Realistic or not, Dwight Duncan seems to believe in magic but whether he is able to cast a spell on the public will be another matter.

Considering much of the public believes in magical thinking I'd say he's got a decent shot at convincing them he knows the right incantation.

Whatever we do I hope it turns out to be an incremental process. Jamming massive changes through quickly causes a lot of expense to businesses and a lot of pain to the people who don't have the resources to adjust.

Governments are large vehicles... we shouldn't drive them around like race cars. Economic theory doesn't seem to spend enough time examining the cost of rapid change.

When Dalton McGuinty was asked a direct question how he would cut spending in the last Ontario leader's debate, he responded by saying his government had hired 10,000 teachers. So there's at least one member of Ontario caucus who believes in magic.



I can understand why Dalton believes in magic, he can do whatever he wants and, in four years time, tada! no consequences for him. It's the magic of a premier who doesn't plan on running again.

It would be a bit more surprising if Dwight Duncan, who plans on being around in four years, believed in the same magic (because, surprise, surprise, it won't work for him).

C2: "Governments are large vehicles... we shouldn't drive them around like race cars."

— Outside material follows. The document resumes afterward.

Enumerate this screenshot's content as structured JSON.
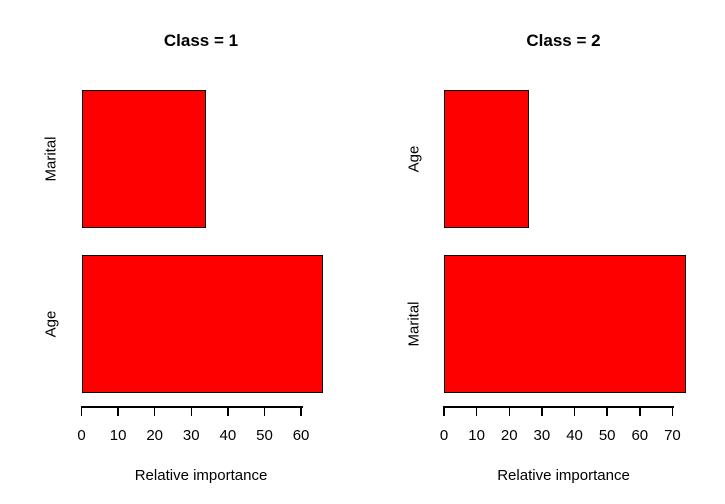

Agreed (and I suspect most economists would agree with that proposition), but since the preferred response of all governments to new problems is to defer addressing them until they become serious and unavoidable, radical (and often, paingful) policy changes are inevitable. Moreover, given the 4 year electoral cycle, it makes political sense to implement change all at once, rather than dragging it out over 4 years,

While I believe raising the retirement age is inevitable, it's effect is limited in the case of the provincial government. It would affect the age of offering Ontario Drug Benefits, the universal seniors drug plan, but I believe we should have a universal drug plan for everybody (with taxes to pay for it). The costs of OAS fall on the Feds and CPP has direct payroll revenue access.

The retirement age of teachers and Ontario public servants could be raised but I'm not sure if this is really a savings given the number of people wanting into the vacated positions.

This discussion seems premature, as no budget has been unveiled or policy announcement made.